Unraveling the dynamic evolution of PD species on Pd-loaded ZnO nanorods for different hydrogen sensing behaviors

Probing the dynamic evolution of active species under different sensing conditions is achieved to the rational design of sensing materials for outstanding sensing performance. In this study, a palladium (Pd)-loaded ZnO sensing material was approached via the impregnation method. The Pd-loaded ZnO₁₀₀ gas sensor has a better H₂ sensing performance than a pure ZnO gas sensor at an operating temperature of 190 to 360 °C. The in situ Raman and H₂ temperature-programmed surface reaction characterization technologies confirmed that the synergistic effect of metal Pd (Pd⁰) and Pd oxide (PdO_x) played a decisive role in improving the sensing capability for H₂ in low concentrations (less than 100 ppm). The proportion of Pd⁰ in the Pd/PdO_x dynamically increased with the elevation of operating temperature.
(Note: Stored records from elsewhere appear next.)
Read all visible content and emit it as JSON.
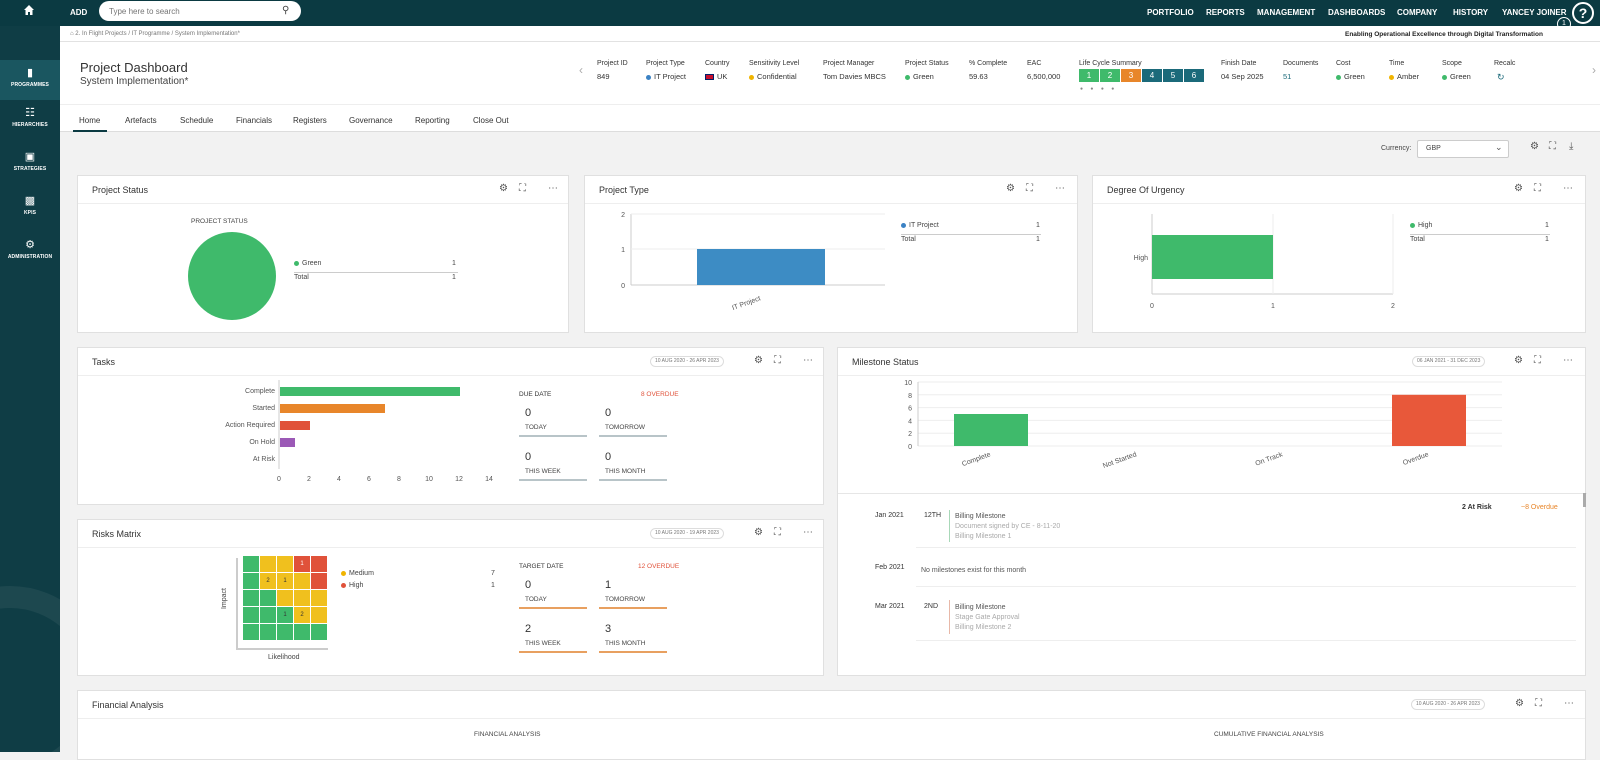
{
  "topbar": {
    "add_label": "ADD",
    "search_placeholder": "Type here to search",
    "nav": [
      "PORTFOLIO",
      "REPORTS",
      "MANAGEMENT",
      "DASHBOARDS",
      "COMPANY",
      "HISTORY",
      "YANCEY JOINER"
    ],
    "help": "?",
    "notif_count": "1"
  },
  "sidebar": {
    "items": [
      {
        "label": "PROGRAMMES",
        "icon": "folder-icon"
      },
      {
        "label": "HIERARCHIES",
        "icon": "hierarchy-icon"
      },
      {
        "label": "STRATEGIES",
        "icon": "briefcase-icon"
      },
      {
        "label": "KPIS",
        "icon": "bar-chart-icon"
      },
      {
        "label": "ADMINISTRATION",
        "icon": "gears-icon"
      }
    ]
  },
  "breadcrumb": "2. In Flight Projects / IT Programme / System Implementation*",
  "tagline": "Enabling Operational Excellence through Digital Transformation",
  "header": {
    "title": "Project Dashboard",
    "subtitle": "System Implementation*",
    "fields": [
      {
        "label": "Project ID",
        "value": "849"
      },
      {
        "label": "Project Type",
        "value": "IT Project",
        "color": "#3b82c4"
      },
      {
        "label": "Country",
        "value": "UK"
      },
      {
        "label": "Sensitivity Level",
        "value": "Confidential",
        "color": "#f0b400"
      },
      {
        "label": "Project Manager",
        "value": "Tom Davies MBCS"
      },
      {
        "label": "Project Status",
        "value": "Green",
        "color": "#3fba6b"
      },
      {
        "label": "% Complete",
        "value": "59.63"
      },
      {
        "label": "EAC",
        "value": "6,500,000"
      }
    ],
    "lifecycle_label": "Life Cycle Summary",
    "lifecycle": [
      {
        "n": "1",
        "color": "#3fba6b"
      },
      {
        "n": "2",
        "color": "#3fba6b"
      },
      {
        "n": "3",
        "color": "#e8862a"
      },
      {
        "n": "4",
        "color": "#1b6a7a"
      },
      {
        "n": "5",
        "color": "#1b6a7a"
      },
      {
        "n": "6",
        "color": "#1b6a7a"
      }
    ],
    "fields2": [
      {
        "label": "Finish Date",
        "value": "04 Sep 2025"
      },
      {
        "label": "Documents",
        "value": "51"
      },
      {
        "label": "Cost",
        "value": "Green",
        "color": "#3fba6b"
      },
      {
        "label": "Time",
        "value": "Amber",
        "color": "#f0b400"
      },
      {
        "label": "Scope",
        "value": "Green",
        "color": "#3fba6b"
      },
      {
        "label": "Recalc",
        "value": "↻"
      }
    ]
  },
  "tabs": [
    "Home",
    "Artefacts",
    "Schedule",
    "Financials",
    "Registers",
    "Governance",
    "Reporting",
    "Close Out"
  ],
  "currency": {
    "label": "Currency:",
    "value": "GBP"
  },
  "project_status": {
    "title": "Project Status",
    "chart_title": "PROJECT STATUS",
    "legend": [
      {
        "name": "Green",
        "value": "1",
        "color": "#3fba6b"
      }
    ],
    "total_label": "Total",
    "total": "1"
  },
  "project_type": {
    "title": "Project Type",
    "legend": [
      {
        "name": "IT Project",
        "value": "1",
        "color": "#3b82c4"
      }
    ],
    "total_label": "Total",
    "total": "1",
    "ticks": [
      "2",
      "1",
      "0"
    ],
    "category": "IT Project"
  },
  "urgency": {
    "title": "Degree Of Urgency",
    "legend": [
      {
        "name": "High",
        "value": "1",
        "color": "#3fba6b"
      }
    ],
    "total_label": "Total",
    "total": "1",
    "category": "High",
    "ticks": [
      "0",
      "1",
      "2"
    ]
  },
  "tasks": {
    "title": "Tasks",
    "date_range": "10 AUG 2020 - 26 APR 2023",
    "categories": [
      "Complete",
      "Started",
      "Action Required",
      "On Hold",
      "At Risk"
    ],
    "values": [
      12,
      7,
      2,
      1,
      0
    ],
    "colors": [
      "#3fba6b",
      "#e8862a",
      "#e0523a",
      "#9b59b6",
      "#999999"
    ],
    "ticks": [
      "0",
      "2",
      "4",
      "6",
      "8",
      "10",
      "12",
      "14"
    ],
    "due_label": "DUE DATE",
    "overdue": "8 OVERDUE",
    "boxes": [
      {
        "n": "0",
        "l": "TODAY"
      },
      {
        "n": "0",
        "l": "TOMORROW"
      },
      {
        "n": "0",
        "l": "THIS WEEK"
      },
      {
        "n": "0",
        "l": "THIS MONTH"
      }
    ]
  },
  "risks": {
    "title": "Risks Matrix",
    "date_range": "10 AUG 2020 - 19 APR 2023",
    "impact_label": "Impact",
    "likelihood_label": "Likelihood",
    "legend": [
      {
        "name": "Medium",
        "value": "7",
        "color": "#f0b400"
      },
      {
        "name": "High",
        "value": "1",
        "color": "#e0523a"
      }
    ],
    "matrix": [
      [
        "g",
        "y",
        "y",
        "r",
        "r"
      ],
      [
        "g",
        "y",
        "y",
        "y",
        "r"
      ],
      [
        "g",
        "g",
        "y",
        "y",
        "y"
      ],
      [
        "g",
        "g",
        "g",
        "y",
        "y"
      ],
      [
        "g",
        "g",
        "g",
        "g",
        "g"
      ]
    ],
    "labels": [
      [
        "",
        "",
        "",
        "1",
        ""
      ],
      [
        "",
        "2",
        "1",
        "",
        ""
      ],
      [
        "",
        "",
        "",
        "",
        ""
      ],
      [
        "",
        "",
        "1",
        "2",
        ""
      ],
      [
        "",
        "",
        "",
        "",
        ""
      ]
    ],
    "target_label": "TARGET DATE",
    "overdue": "12 OVERDUE",
    "boxes": [
      {
        "n": "0",
        "l": "TODAY"
      },
      {
        "n": "1",
        "l": "TOMORROW"
      },
      {
        "n": "2",
        "l": "THIS WEEK"
      },
      {
        "n": "3",
        "l": "THIS MONTH"
      }
    ]
  },
  "milestones": {
    "title": "Milestone Status",
    "date_range": "06 JAN 2021 - 31 DEC 2023",
    "categories": [
      "Complete",
      "Not Started",
      "On Track",
      "Overdue"
    ],
    "values": [
      5,
      0,
      0,
      8
    ],
    "colors": [
      "#3fba6b",
      "#999999",
      "#999999",
      "#e8583a"
    ],
    "ticks": [
      "10",
      "8",
      "6",
      "4",
      "2",
      "0"
    ],
    "at_risk": "2 At Risk",
    "overdue": "~8 Overdue",
    "entries": [
      {
        "month": "Jan 2021",
        "day": "12TH",
        "lines": [
          "Billing Milestone",
          "Document signed by CE - 8-11-20",
          "Billing Milestone 1"
        ]
      },
      {
        "month": "Feb 2021",
        "day": "",
        "lines": [
          "No milestones exist for this month"
        ]
      },
      {
        "month": "Mar 2021",
        "day": "2ND",
        "lines": [
          "Billing Milestone",
          "Stage Gate Approval",
          "Billing Milestone 2"
        ]
      }
    ]
  },
  "financial": {
    "title": "Financial Analysis",
    "date_range": "10 AUG 2020 - 26 APR 2023",
    "chart1": "FINANCIAL ANALYSIS",
    "chart2": "CUMULATIVE FINANCIAL ANALYSIS"
  }
}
The small size Pd/PdO_x dispersed on the ZnO surface enhanced the dissociation of H₂ by Pd⁰ and the charge transfer between PdO_x and ZnO, boosting the sensing performance of the gas sensor to H₂. With the increase of the operating temperature to more than 360 °C, H₂ was directly oxidized to gaseous H₂O on the Pd/PdO_x active sites, resulting in a relatively low H₂ sensing capacity. In addition, the change of the appropriate Pd/PdO_x ratio could effectively improve the H₂ sensing performance of the gas sensor.